Grossmann: „Haben Riesenschritt nach vorne gemacht“

Bildungsreform – Umfassendes Paket: Durchbruch bei gemeinsamer Schule, Elementarpädagogik aufgewertet, Schulautonomie gestärkt, einheitliche Verwaltung – Mehr Chancengerechtigkeit für Kinder

SPÖ-Bildungssprecherin Elisabeth Grossmann begrüßt das heute, Dienstag, von der SPÖ-geführten Regierung vorgelegte Bildungsreform-Paket. „Die Bildungsreform bringt eine enorme Verbesserung der Bildungslandschaft – und sie stellt vor allem das Wichtigste in den Mittelpunkt: nämlich die SchülerInnen und bestmögliche Chancen für sie“, sagte Grossmann. Die Bildungsreform stelle einen „Riesenschritt nach vorne dar, der die Chancen unserer Kinder und unseres Landes entscheidend verbessert“, sagte Grossmann gegenüber dem SPÖ-Pressedienst.

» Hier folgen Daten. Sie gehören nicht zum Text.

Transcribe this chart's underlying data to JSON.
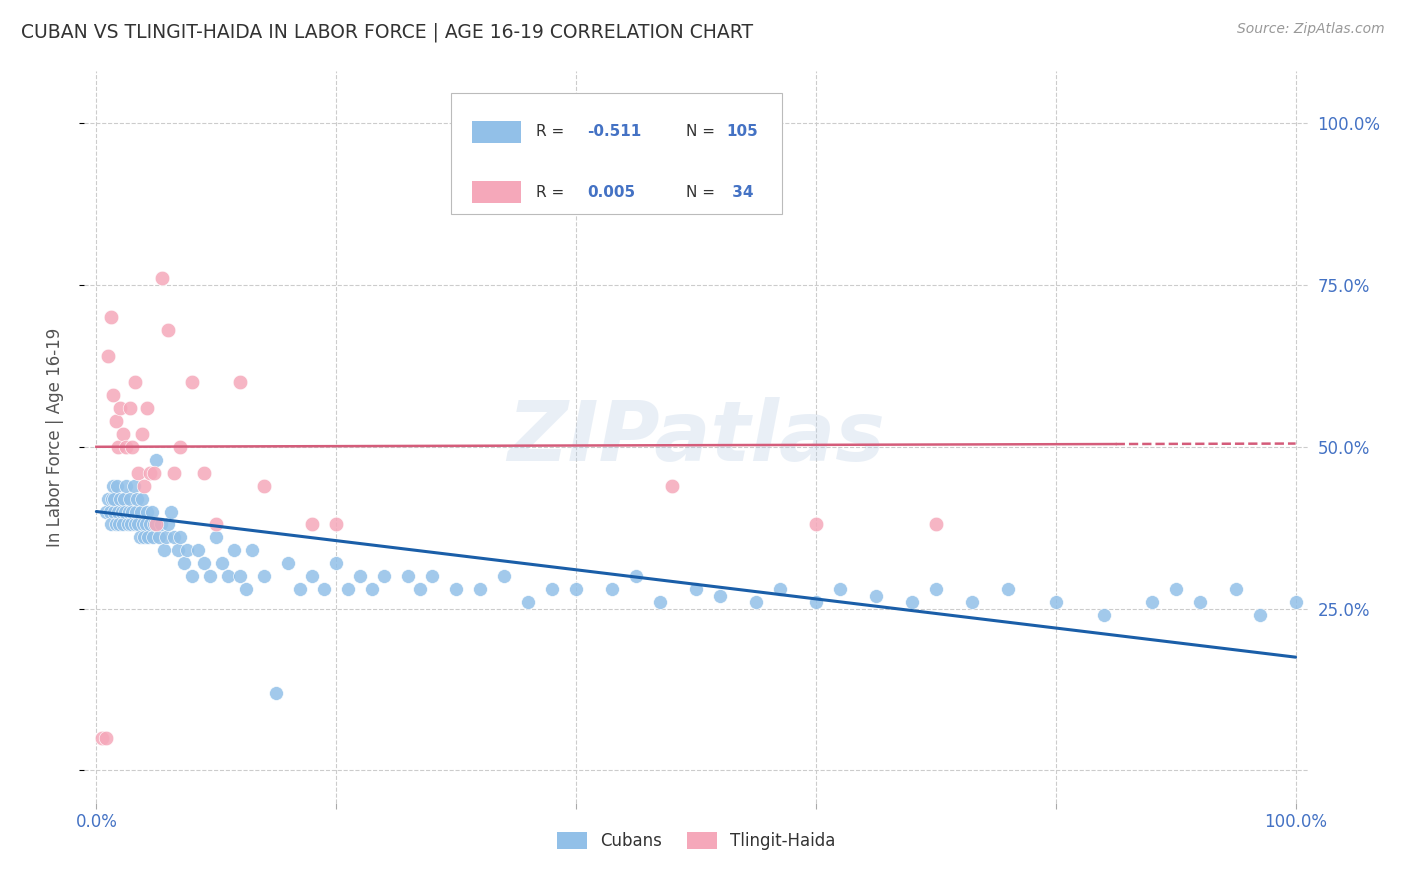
{
  "title": "CUBAN VS TLINGIT-HAIDA IN LABOR FORCE | AGE 16-19 CORRELATION CHART",
  "source": "Source: ZipAtlas.com",
  "ylabel": "In Labor Force | Age 16-19",
  "blue_color": "#92C0E8",
  "pink_color": "#F5A8BA",
  "line_blue": "#1A5EA8",
  "line_pink": "#D45C7A",
  "legend_r_blue": "-0.511",
  "legend_n_blue": "105",
  "legend_r_pink": "0.005",
  "legend_n_pink": "34",
  "watermark": "ZIPatlas",
  "blue_scatter_x": [
    0.008,
    0.01,
    0.011,
    0.012,
    0.013,
    0.014,
    0.015,
    0.015,
    0.016,
    0.017,
    0.018,
    0.019,
    0.02,
    0.021,
    0.022,
    0.023,
    0.024,
    0.025,
    0.026,
    0.027,
    0.028,
    0.029,
    0.03,
    0.031,
    0.032,
    0.033,
    0.034,
    0.035,
    0.036,
    0.037,
    0.038,
    0.039,
    0.04,
    0.041,
    0.042,
    0.043,
    0.045,
    0.046,
    0.047,
    0.048,
    0.05,
    0.052,
    0.054,
    0.056,
    0.058,
    0.06,
    0.062,
    0.065,
    0.068,
    0.07,
    0.073,
    0.076,
    0.08,
    0.085,
    0.09,
    0.095,
    0.1,
    0.105,
    0.11,
    0.115,
    0.12,
    0.125,
    0.13,
    0.14,
    0.15,
    0.16,
    0.17,
    0.18,
    0.19,
    0.2,
    0.21,
    0.22,
    0.23,
    0.24,
    0.26,
    0.27,
    0.28,
    0.3,
    0.32,
    0.34,
    0.36,
    0.38,
    0.4,
    0.43,
    0.45,
    0.47,
    0.5,
    0.52,
    0.55,
    0.57,
    0.6,
    0.62,
    0.65,
    0.68,
    0.7,
    0.73,
    0.76,
    0.8,
    0.84,
    0.88,
    0.9,
    0.92,
    0.95,
    0.97,
    1.0
  ],
  "blue_scatter_y": [
    0.4,
    0.42,
    0.4,
    0.38,
    0.42,
    0.44,
    0.4,
    0.42,
    0.38,
    0.44,
    0.4,
    0.38,
    0.42,
    0.4,
    0.38,
    0.42,
    0.4,
    0.44,
    0.38,
    0.4,
    0.42,
    0.38,
    0.4,
    0.44,
    0.38,
    0.4,
    0.42,
    0.38,
    0.36,
    0.4,
    0.42,
    0.38,
    0.36,
    0.38,
    0.4,
    0.36,
    0.38,
    0.4,
    0.36,
    0.38,
    0.48,
    0.36,
    0.38,
    0.34,
    0.36,
    0.38,
    0.4,
    0.36,
    0.34,
    0.36,
    0.32,
    0.34,
    0.3,
    0.34,
    0.32,
    0.3,
    0.36,
    0.32,
    0.3,
    0.34,
    0.3,
    0.28,
    0.34,
    0.3,
    0.12,
    0.32,
    0.28,
    0.3,
    0.28,
    0.32,
    0.28,
    0.3,
    0.28,
    0.3,
    0.3,
    0.28,
    0.3,
    0.28,
    0.28,
    0.3,
    0.26,
    0.28,
    0.28,
    0.28,
    0.3,
    0.26,
    0.28,
    0.27,
    0.26,
    0.28,
    0.26,
    0.28,
    0.27,
    0.26,
    0.28,
    0.26,
    0.28,
    0.26,
    0.24,
    0.26,
    0.28,
    0.26,
    0.28,
    0.24,
    0.26
  ],
  "pink_scatter_x": [
    0.005,
    0.008,
    0.01,
    0.012,
    0.014,
    0.016,
    0.018,
    0.02,
    0.022,
    0.025,
    0.028,
    0.03,
    0.032,
    0.035,
    0.038,
    0.04,
    0.042,
    0.045,
    0.048,
    0.05,
    0.055,
    0.06,
    0.065,
    0.07,
    0.08,
    0.09,
    0.1,
    0.12,
    0.14,
    0.18,
    0.2,
    0.48,
    0.6,
    0.7
  ],
  "pink_scatter_y": [
    0.05,
    0.05,
    0.64,
    0.7,
    0.58,
    0.54,
    0.5,
    0.56,
    0.52,
    0.5,
    0.56,
    0.5,
    0.6,
    0.46,
    0.52,
    0.44,
    0.56,
    0.46,
    0.46,
    0.38,
    0.76,
    0.68,
    0.46,
    0.5,
    0.6,
    0.46,
    0.38,
    0.6,
    0.44,
    0.38,
    0.38,
    0.44,
    0.38,
    0.38
  ],
  "blue_trend_x0": 0.0,
  "blue_trend_x1": 1.0,
  "blue_trend_y0": 0.4,
  "blue_trend_y1": 0.175,
  "pink_trend_x0": 0.0,
  "pink_trend_x1": 1.0,
  "pink_trend_y0": 0.5,
  "pink_trend_y1": 0.505,
  "xlim": [
    -0.01,
    1.01
  ],
  "ylim": [
    -0.05,
    1.08
  ],
  "xtick_positions": [
    0.0,
    0.2,
    0.4,
    0.6,
    0.8,
    1.0
  ],
  "xtick_labels": [
    "0.0%",
    "",
    "",
    "",
    "",
    "100.0%"
  ],
  "ytick_positions": [
    0.0,
    0.25,
    0.5,
    0.75,
    1.0
  ],
  "ytick_labels": [
    "",
    "25.0%",
    "50.0%",
    "75.0%",
    "100.0%"
  ],
  "grid_color": "#CCCCCC",
  "background_color": "#FFFFFF",
  "tick_color": "#4472C4",
  "title_color": "#333333",
  "source_color": "#999999"
}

Die Bildungsreform umfasse alle Bildungsbereiche und reiche von der Stärkung der Elementarpädagogik und der Schulautonomie, über ein großes Schulautonomiepaket und eine einheitliche Schulverwaltung bis zur gemeinsamen Schule, erklärte Grossmann. In den Verhandlungen sei es Bildungsministerin Gabriele Heinisch-Hosek gelungen, mit den besseren Argumenten zu überzeugen und eine Reform auf den Weg zu bringen, die „das stärkt, was der SPÖ von Anfang an besonders wichtig war – nämlich mehr Chancengerechtigkeit. Dass die Länder die gemeinsamen Schule jetzt in größerem Umfang umsetzen können, ist ein großer Durchbruch für eine chancengerechte Bildung, bei der es um die Talente unserer Kinder und nicht um die Herkunft und das Einkommen ihrer Eltern geht“, betonte Grossmann.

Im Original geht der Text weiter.